OpenOffice.org XML Engine Upgraded

The XForm capability within OpenOffice.org is one of may special interests and I can still see a lot of potential for this feature. However, when first exploring the XForms feature I came across some limitations that all seemed to come down to the fact that only the XPath 1.0 standard was implemented within OpenOffice.org. So what updates are being made and what will it offer?

Currently, the older Xalan XSLT processor is being used within the OpenOffice.org code base. This will be replaced in the upcoming version 3.x (most likely 3.1) package with the more streamlined and feature rich Saxon XSLT processor. This processor implements not only the newer version standards of XPath 2.0 and XSLT 2.0, but it also implements the new XQuery 1.0 standard as well. These are able to offer newer features which can be implemented in to OpenOffice.org capabilities. So what features would be of use here with the new processor?

For loops and distinct

The new for loop feature allows for a powerful tool to traverse through data to apply transformations or functions to particular elements within the data.
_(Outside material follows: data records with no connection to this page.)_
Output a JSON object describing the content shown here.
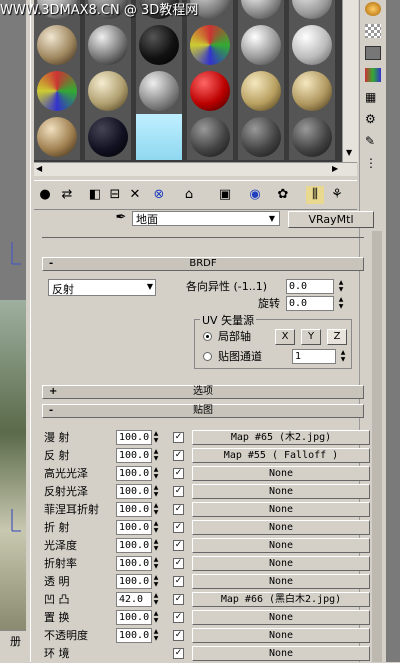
{
  "watermark": {
    "site": "WWW.3DMAX8.CN @ 3D教程网"
  },
  "material": {
    "name": "地面",
    "type_button": "VRayMtl"
  },
  "brdf": {
    "title": "BRDF",
    "type_value": "反射",
    "anisotropy_label": "各向异性 (-1..1)",
    "anisotropy_value": "0.0",
    "rotation_label": "旋转",
    "rotation_value": "0.0",
    "uv_group_label": "UV 矢量源",
    "local_axis_label": "局部轴",
    "axis_x": "X",
    "axis_y": "Y",
    "axis_z": "Z",
    "map_channel_label": "贴图通道",
    "map_channel_value": "1"
  },
  "rollups": {
    "options": "选项",
    "maps": "贴图",
    "plus": "+",
    "minus": "-"
  },
  "maps": [
    {
      "label": "漫  射",
      "amount": "100.0",
      "map": "Map #65 (木2.jpg)"
    },
    {
      "label": "反  射",
      "amount": "100.0",
      "map": "Map #55  ( Falloff )"
    },
    {
      "label": "高光光泽",
      "amount": "100.0",
      "map": "None"
    },
    {
      "label": "反射光泽",
      "amount": "100.0",
      "map": "None"
    },
    {
      "label": "菲涅耳折射",
      "amount": "100.0",
      "map": "None"
    },
    {
      "label": "折  射",
      "amount": "100.0",
      "map": "None"
    },
    {
      "label": "光泽度",
      "amount": "100.0",
      "map": "None"
    },
    {
      "label": "折射率",
      "amount": "100.0",
      "map": "None"
    },
    {
      "label": "透  明",
      "amount": "100.0",
      "map": "None"
    },
    {
      "label": "凹  凸",
      "amount": "42.0",
      "map": "Map #66 (黑白木2.jpg)"
    },
    {
      "label": "置  换",
      "amount": "100.0",
      "map": "None"
    },
    {
      "label": "不透明度",
      "amount": "100.0",
      "map": "None"
    },
    {
      "label": "环  境",
      "amount": "",
      "map": "None"
    }
  ],
  "viewport": {
    "tab_label": "册"
  },
  "colors": {
    "panel": "#d4d0c8",
    "slot_bg": "#3a3a3a"
  }
}
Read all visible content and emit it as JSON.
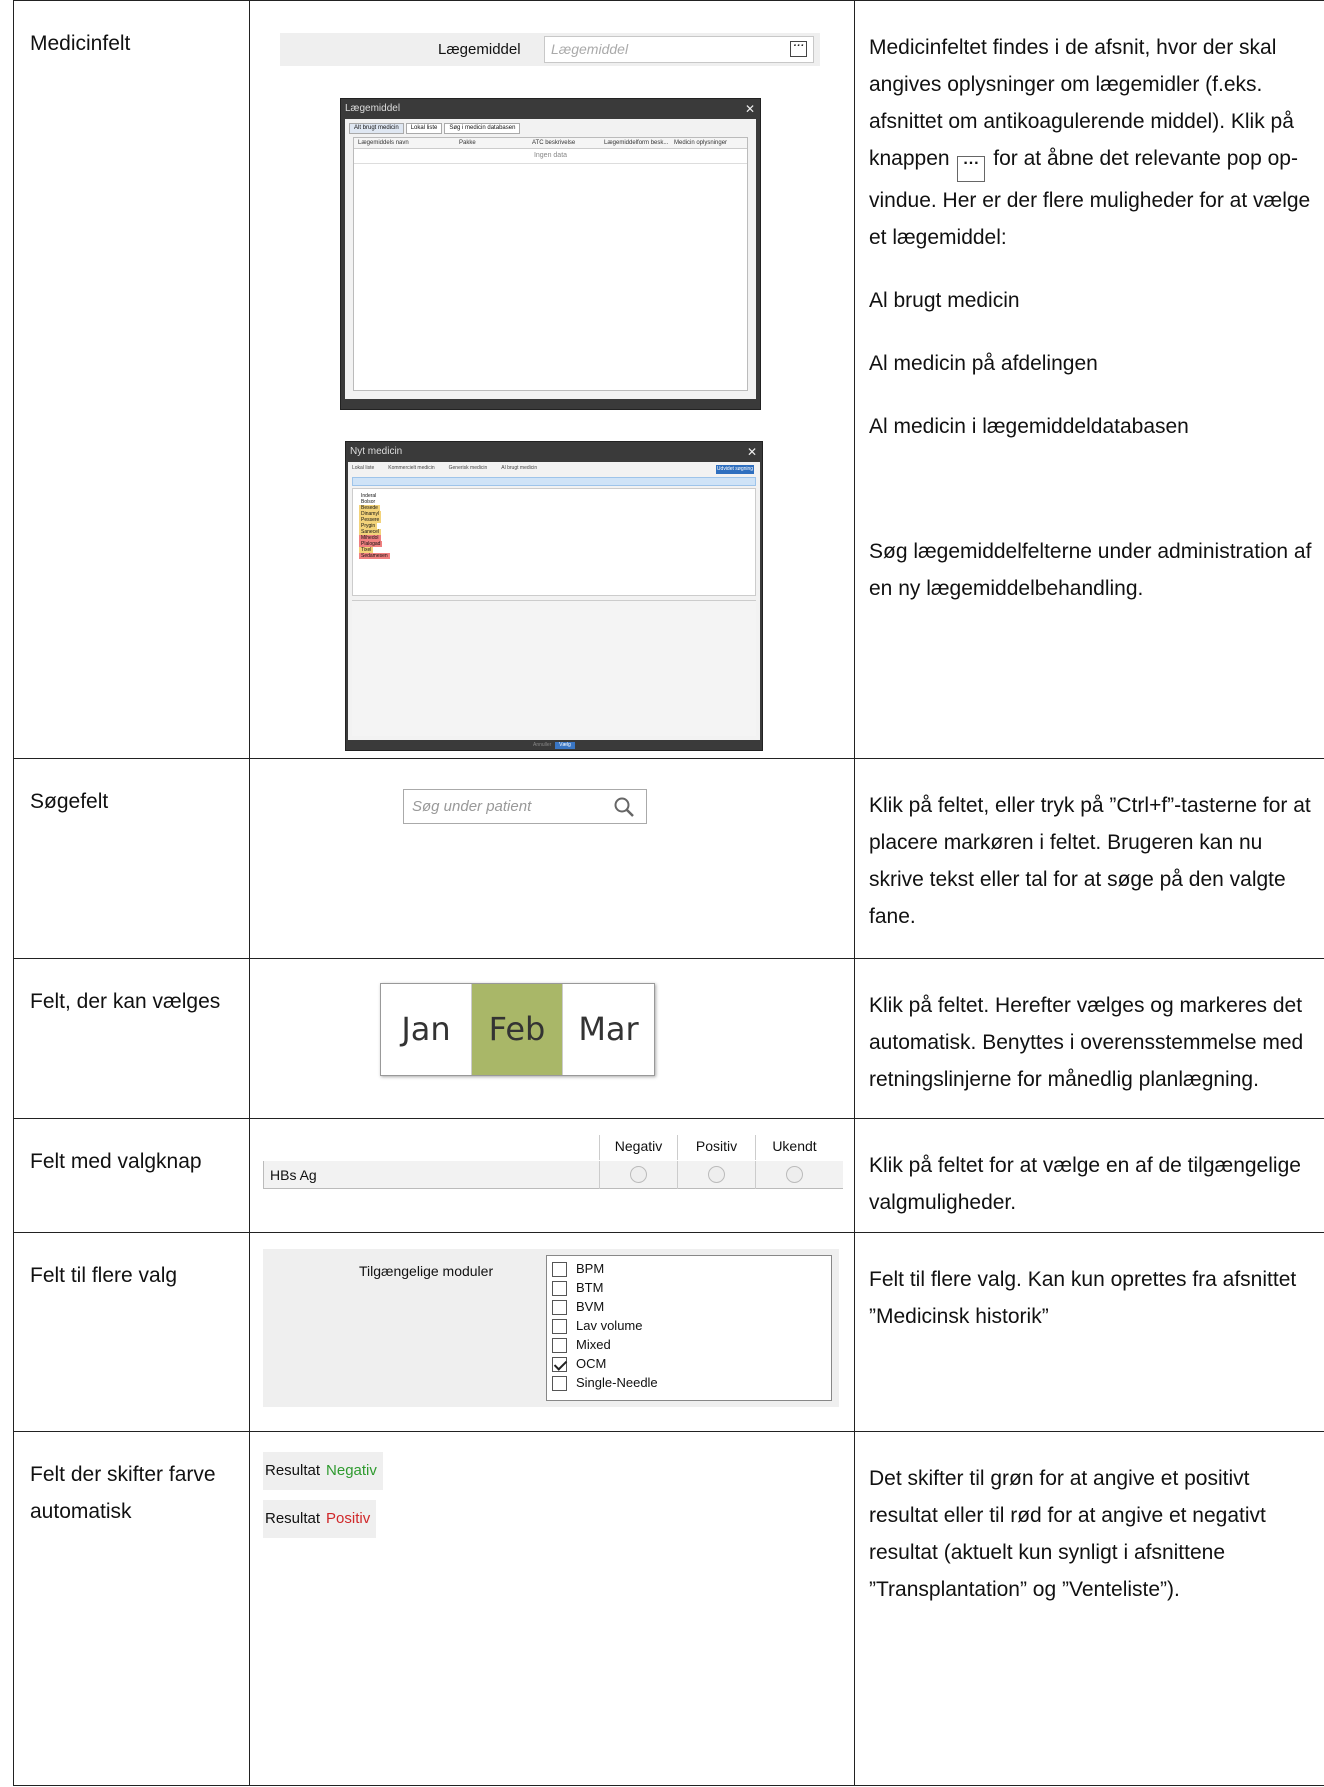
{
  "rows": [
    {
      "label": "Medicinfelt",
      "desc": {
        "p1_before": "Medicinfeltet findes i de afsnit, hvor der skal angives oplysninger om lægemidler (f.eks. afsnittet om antikoagulerende middel). Klik på knappen",
        "p1_button": "···",
        "p1_after": "for at åbne det relevante pop op-vindue. Her er der flere muligheder for at vælge et lægemiddel:",
        "p2": "Al brugt medicin",
        "p3": "Al medicin på afdelingen",
        "p4": "Al medicin i lægemiddeldatabasen",
        "p5": "Søg lægemiddelfelterne under administration af en ny lægemiddelbehandling."
      },
      "widget": {
        "field_label": "Lægemiddel",
        "field_placeholder": "Lægemiddel",
        "field_button": "···",
        "popup": {
          "title": "Lægemiddel",
          "close": "✕",
          "tabs": [
            "Alt brugt medicin",
            "Lokal liste",
            "Søg i medicin databasen"
          ],
          "columns": [
            "Lægemiddels navn",
            "Pakke",
            "ATC beskrivelse",
            "Lægemiddelform besk...",
            "Medicin oplysninger"
          ],
          "empty": "Ingen data"
        },
        "new_med": {
          "title": "Nyt medicin",
          "close": "✕",
          "options": [
            "Lokal liste",
            "Kommercielt medicin",
            "Generisk medicin",
            "Al brugt medicin"
          ],
          "action": "Udvidet søgning",
          "items": [
            "Inderal",
            "Bolsor",
            "Besede",
            "Dinamyl",
            "Pessere",
            "Prygin",
            "Sanecel",
            "Mihedol",
            "Plalogad",
            "Tixel",
            "Sedamesen"
          ],
          "cancel": "Annuller",
          "ok": "Vælg"
        }
      }
    },
    {
      "label": "Søgefelt",
      "desc": "Klik på feltet, eller tryk på ”Ctrl+f”-tasterne for at placere markøren i feltet. Brugeren kan nu skrive tekst eller tal for at søge på den valgte fane.",
      "widget": {
        "placeholder": "Søg under patient",
        "icon": "search-icon"
      }
    },
    {
      "label": "Felt, der kan vælges",
      "desc": "Klik på feltet. Herefter vælges og markeres det automatisk. Benyttes i overensstemmelse med retningslinjerne for månedlig planlægning.",
      "widget": {
        "months": [
          "Jan",
          "Feb",
          "Mar"
        ],
        "selected": "Feb",
        "selected_color": "#a9b768"
      }
    },
    {
      "label": "Felt med valgknap",
      "desc": "Klik på feltet for at vælge en af de tilgængelige valgmuligheder.",
      "widget": {
        "columns": [
          "Negativ",
          "Positiv",
          "Ukendt"
        ],
        "row_label": "HBs Ag"
      }
    },
    {
      "label": "Felt til flere valg",
      "desc": "Felt til flere valg. Kan kun oprettes fra afsnittet ”Medicinsk historik”",
      "widget": {
        "label": "Tilgængelige moduler",
        "options": [
          {
            "text": "BPM",
            "checked": false
          },
          {
            "text": "BTM",
            "checked": false
          },
          {
            "text": "BVM",
            "checked": false
          },
          {
            "text": "Lav volume",
            "checked": false
          },
          {
            "text": "Mixed",
            "checked": false
          },
          {
            "text": "OCM",
            "checked": true
          },
          {
            "text": "Single-Needle",
            "checked": false
          }
        ]
      }
    },
    {
      "label": "Felt der skifter farve automatisk",
      "desc": "Det skifter til grøn for at angive et positivt resultat eller til rød for at angive et negativt resultat (aktuelt kun synligt i afsnittene ”Transplantation” og ”Venteliste”).",
      "widget": {
        "items": [
          {
            "label": "Resultat",
            "value": "Negativ",
            "color": "#2e9a2e"
          },
          {
            "label": "Resultat",
            "value": "Positiv",
            "color": "#d0282a"
          }
        ]
      }
    }
  ]
}
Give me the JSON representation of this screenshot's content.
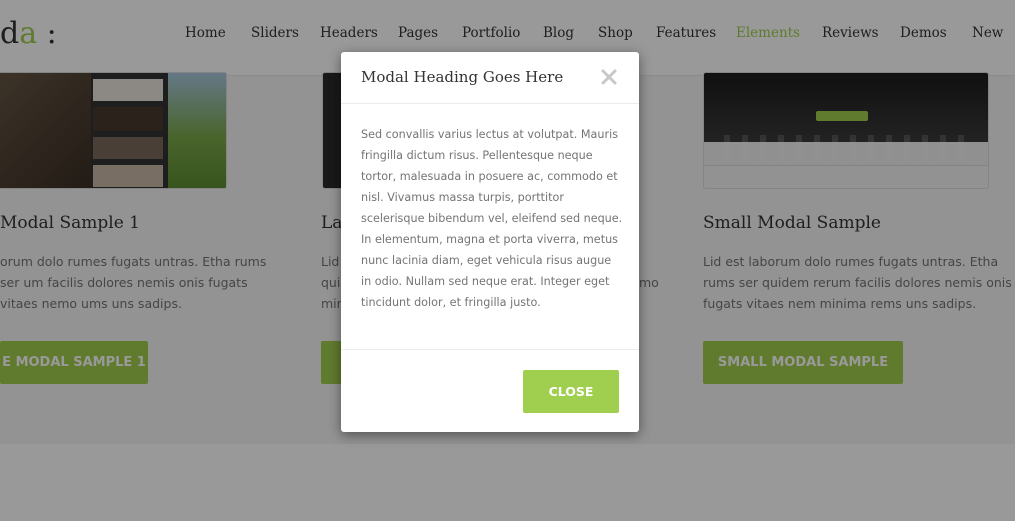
{
  "logo": {
    "text": "da",
    "accent": "a",
    "suffix": ":"
  },
  "nav": [
    {
      "label": "Home",
      "active": false
    },
    {
      "label": "Sliders",
      "active": false
    },
    {
      "label": "Headers",
      "active": false
    },
    {
      "label": "Pages",
      "active": false
    },
    {
      "label": "Portfolio",
      "active": false
    },
    {
      "label": "Blog",
      "active": false
    },
    {
      "label": "Shop",
      "active": false
    },
    {
      "label": "Features",
      "active": false
    },
    {
      "label": "Elements",
      "active": true
    },
    {
      "label": "Reviews",
      "active": false
    },
    {
      "label": "Demos",
      "active": false
    },
    {
      "label": "New",
      "active": false
    }
  ],
  "cards": {
    "left": {
      "title": "Modal Sample 1",
      "text": "orum dolo rumes fugats untras. Etha rums ser um facilis dolores nemis onis fugats vitaes nemo ums uns sadips.",
      "button": "E MODAL SAMPLE 1"
    },
    "middle": {
      "title": "La",
      "text_lines": [
        "Lid",
        "qui",
        "mir"
      ],
      "right_fragment": "mo"
    },
    "right": {
      "title": "Small Modal Sample",
      "text": "Lid est laborum dolo rumes fugats untras. Etha rums ser quidem rerum facilis dolores nemis onis fugats vitaes nem minima rems uns sadips.",
      "button": "SMALL MODAL SAMPLE"
    }
  },
  "modal": {
    "title": "Modal Heading Goes Here",
    "body": "Sed convallis varius lectus at volutpat. Mauris fringilla dictum risus. Pellentesque neque tortor, malesuada in posuere ac, commodo et nisl. Vivamus massa turpis, porttitor scelerisque bibendum vel, eleifend sed neque. In elementum, magna et porta viverra, metus nunc lacinia diam, eget vehicula risus augue in odio. Nullam sed neque erat. Integer eget tincidunt dolor, et fringilla justo.",
    "close_label": "CLOSE"
  },
  "colors": {
    "accent": "#a0ce4e",
    "text": "#333333",
    "muted": "#747474"
  }
}
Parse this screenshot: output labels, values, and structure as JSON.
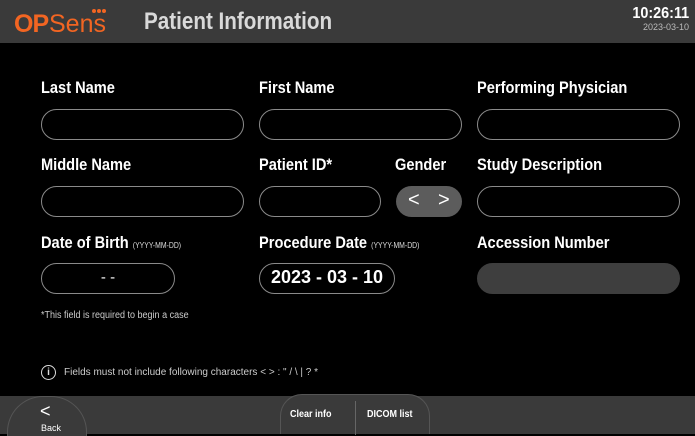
{
  "header": {
    "logo_op": "OP",
    "logo_sens": "Sens",
    "title": "Patient Information",
    "time": "10:26:11",
    "date": "2023-03-10"
  },
  "fields": {
    "last_name": {
      "label": "Last Name",
      "value": ""
    },
    "first_name": {
      "label": "First Name",
      "value": ""
    },
    "performing_physician": {
      "label": "Performing Physician",
      "value": ""
    },
    "middle_name": {
      "label": "Middle Name",
      "value": ""
    },
    "patient_id": {
      "label": "Patient ID*",
      "value": ""
    },
    "gender": {
      "label": "Gender",
      "prev": "<",
      "next": ">"
    },
    "study_description": {
      "label": "Study Description",
      "value": ""
    },
    "date_of_birth": {
      "label": "Date of Birth",
      "format": "(YYYY-MM-DD)",
      "value": "-   -"
    },
    "procedure_date": {
      "label": "Procedure Date",
      "format": "(YYYY-MM-DD)",
      "value": "2023 - 03 - 10"
    },
    "accession_number": {
      "label": "Accession Number",
      "value": ""
    }
  },
  "required_note": "*This field is required to begin a case",
  "warning": "Fields must not include following characters < > : \" / \\ | ? *",
  "footer": {
    "back_label": "Back",
    "clear_info": "Clear info",
    "dicom_list": "DICOM list"
  }
}
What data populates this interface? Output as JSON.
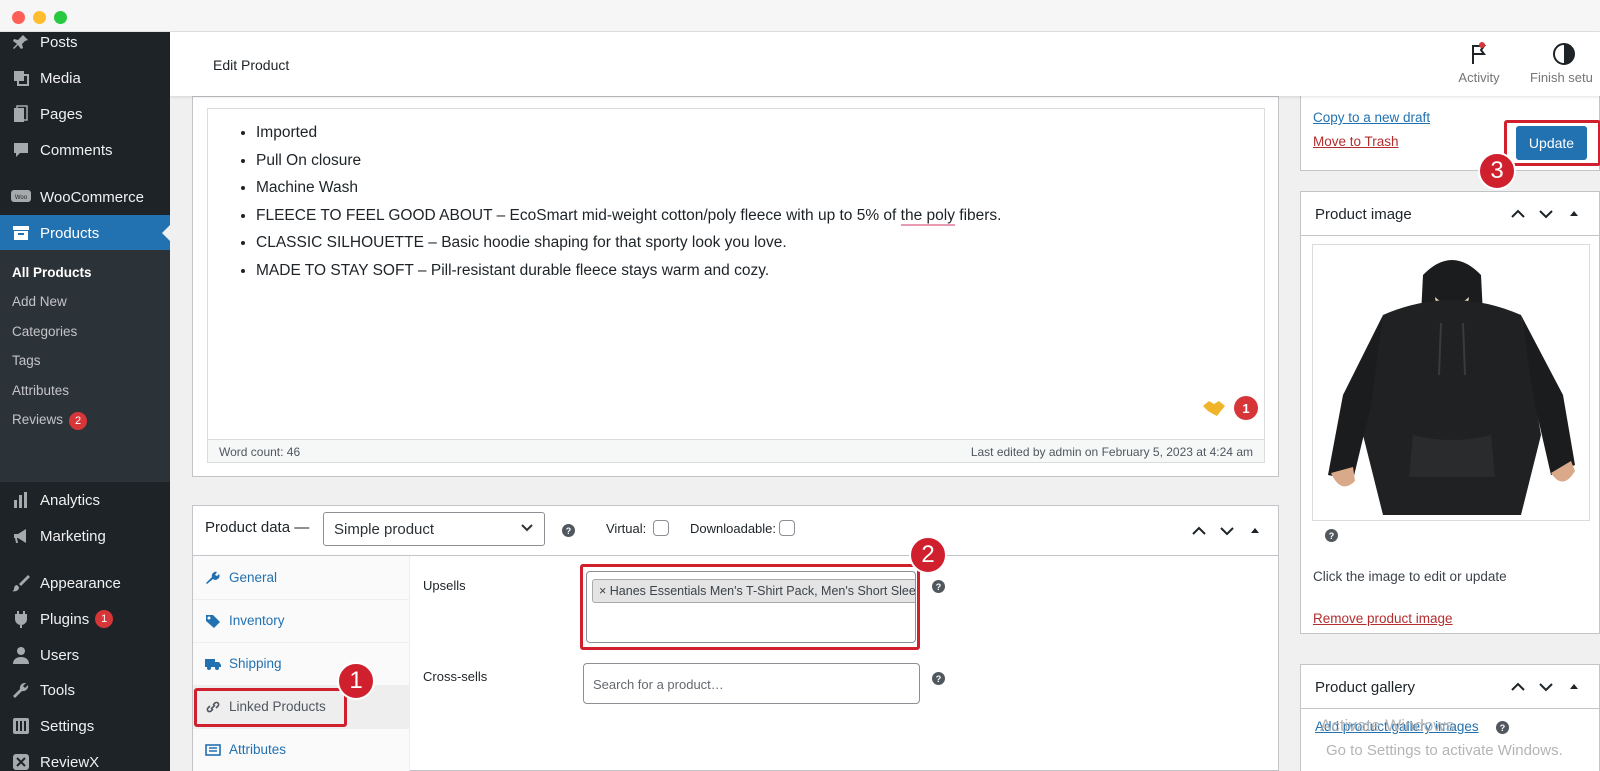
{
  "sidebar": {
    "items": [
      {
        "label": "Posts",
        "icon": "pin-icon"
      },
      {
        "label": "Media",
        "icon": "media-icon"
      },
      {
        "label": "Pages",
        "icon": "page-icon"
      },
      {
        "label": "Comments",
        "icon": "comment-icon"
      },
      {
        "label": "WooCommerce",
        "icon": "woo-icon"
      },
      {
        "label": "Products",
        "icon": "archive-icon"
      },
      {
        "label": "Analytics",
        "icon": "bar-chart-icon"
      },
      {
        "label": "Marketing",
        "icon": "megaphone-icon"
      },
      {
        "label": "Appearance",
        "icon": "paintbrush-icon"
      },
      {
        "label": "Plugins",
        "icon": "plug-icon",
        "badge": "1"
      },
      {
        "label": "Users",
        "icon": "user-icon"
      },
      {
        "label": "Tools",
        "icon": "wrench-icon"
      },
      {
        "label": "Settings",
        "icon": "settings-icon"
      },
      {
        "label": "ReviewX",
        "icon": "reviewx-icon"
      }
    ],
    "submenu": [
      {
        "label": "All Products"
      },
      {
        "label": "Add New"
      },
      {
        "label": "Categories"
      },
      {
        "label": "Tags"
      },
      {
        "label": "Attributes"
      },
      {
        "label": "Reviews",
        "badge": "2"
      }
    ]
  },
  "header": {
    "title": "Edit Product",
    "activity_label": "Activity",
    "finish_label": "Finish setu"
  },
  "editor": {
    "bullets": [
      "Imported",
      "Pull On closure",
      "Machine Wash",
      "FLEECE TO FEEL GOOD ABOUT – EcoSmart mid-weight cotton/poly fleece with up to 5% of ",
      "CLASSIC SILHOUETTE – Basic hoodie shaping for that sporty look you love.",
      "MADE TO STAY SOFT – Pill-resistant durable fleece stays warm and cozy."
    ],
    "bullet4_misspelled": "the poly",
    "bullet4_tail": " fibers.",
    "word_count": "Word count: 46",
    "last_edited": "Last edited by admin on February 5, 2023 at 4:24 am",
    "grammar_count": "1"
  },
  "product_data": {
    "title": "Product data —",
    "type_value": "Simple product",
    "virtual_label": "Virtual:",
    "downloadable_label": "Downloadable:",
    "tabs": [
      {
        "label": "General",
        "icon": "wrench-icon"
      },
      {
        "label": "Inventory",
        "icon": "tag-icon"
      },
      {
        "label": "Shipping",
        "icon": "truck-icon"
      },
      {
        "label": "Linked Products",
        "icon": "link-icon"
      },
      {
        "label": "Attributes",
        "icon": "list-icon"
      }
    ],
    "upsells_label": "Upsells",
    "upsell_chip": "× Hanes Essentials Men's T-Shirt Pack, Men's Short Sleeve",
    "crosssells_label": "Cross-sells",
    "crosssells_placeholder": "Search for a product…"
  },
  "publish": {
    "copy_draft": "Copy to a new draft",
    "trash": "Move to Trash",
    "update": "Update"
  },
  "product_image": {
    "title": "Product image",
    "hint": "Click the image to edit or update",
    "remove": "Remove product image"
  },
  "gallery": {
    "title": "Product gallery",
    "add": "Add product gallery images"
  },
  "watermark": {
    "line1": "Activate Windows",
    "line2": "Go to Settings to activate Windows."
  },
  "annotations": [
    "1",
    "2",
    "3"
  ],
  "colors": {
    "sidebar_bg": "#1d2327",
    "accent": "#2271b1",
    "annotation": "#d0202e"
  }
}
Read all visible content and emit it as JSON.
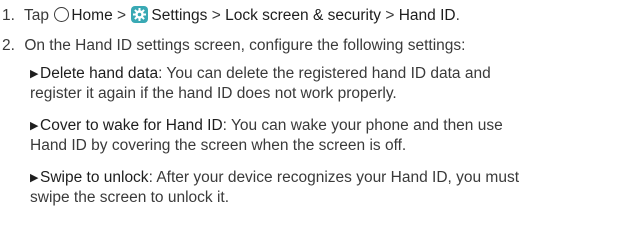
{
  "steps": [
    {
      "number": "1.",
      "parts": {
        "tap": "Tap",
        "home": "Home",
        "sep1": ">",
        "settings": "Settings",
        "sep2": ">",
        "lock": "Lock screen & security",
        "sep3": ">",
        "handid": "Hand ID",
        "end": "."
      }
    },
    {
      "number": "2.",
      "text": "On the Hand ID settings screen, configure the following settings:"
    }
  ],
  "bullets": [
    {
      "term": "Delete hand data",
      "line1": ": You can delete the registered hand ID data and",
      "line2": "register it again if the hand ID does not work properly."
    },
    {
      "term": "Cover to wake for Hand ID",
      "line1": ": You can wake your phone and then use",
      "line2": "Hand ID by covering the screen when the screen is off."
    },
    {
      "term": "Swipe to unlock",
      "line1": ": After your device recognizes your Hand ID, you must",
      "line2": "swipe the screen to unlock it."
    }
  ],
  "icons": {
    "home": "home-circle-icon",
    "settings": "settings-gear-icon",
    "bullet": "triangle-right-icon",
    "settings_color": "#39a9b4"
  }
}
The for loop operator has its power amplified when combined with the new distinct function which allows you to traverse the data, but only work with distinct elements in the sequence rather than applying the transform to the whole lot of data.

As an example, let see how many items are in a particular table (defined in HTML) and output an indicator based on counts over 3 being found. The following XPath would give the answer:

   for $row in //tr
return
if ( count( $row/td ) > 3 )
then "many"
else "few"

Comments

XPath 2.0 allows the user to add comments using the (: and :) delimiters and yes, they can be nested. For example:

(: Check for at least one book with the name Office :)

some $book in /books/book/name satisfies $book = "Office"

Node Grouping

Along with the new for loops, the newer standards now also offer for-each-group statements which will all the user to solve an old problem existant in XSLT 1.0. In earlier versions, it was hard to rearrange the XML schema to be able to group on different elements within the schema. Now with the for-each-group clause, you can create a transform that will extract out the elements into groupings as you define quite simply.

Aggregation Functions

The existing aggregation functions such as min(),max(), and avg() have all be updated to work with the new features of XSLT 2.0 such as the groupings that were just mentioned. Many of the older capabilities and functions within XSLT 1.0 have been updated to handle the newer streamlined features of XSLT 2.0.

New Output Capabilities

One of the major features of XSLT 2.0 that will be made available is to be able to output files in XHTML format. Currently output is only in XML, HTML and text, but the new 2.0 version offers the more updated XHTML output as well.

Another benefit to XSLT 2.0 is that of multiple document output. In XSLT 1.0, the processor can only out one document after the run, however with XSLT 2.0, it is now possible to produce multiple document with a single run through a stylesheet. This means that you no longer need to use batch processing or specialised scripting to produce different documents. The XSLT 2.0 standard also offers a similar benefit on input which will allow you read multiple documents and they can even be non-XML formats as well.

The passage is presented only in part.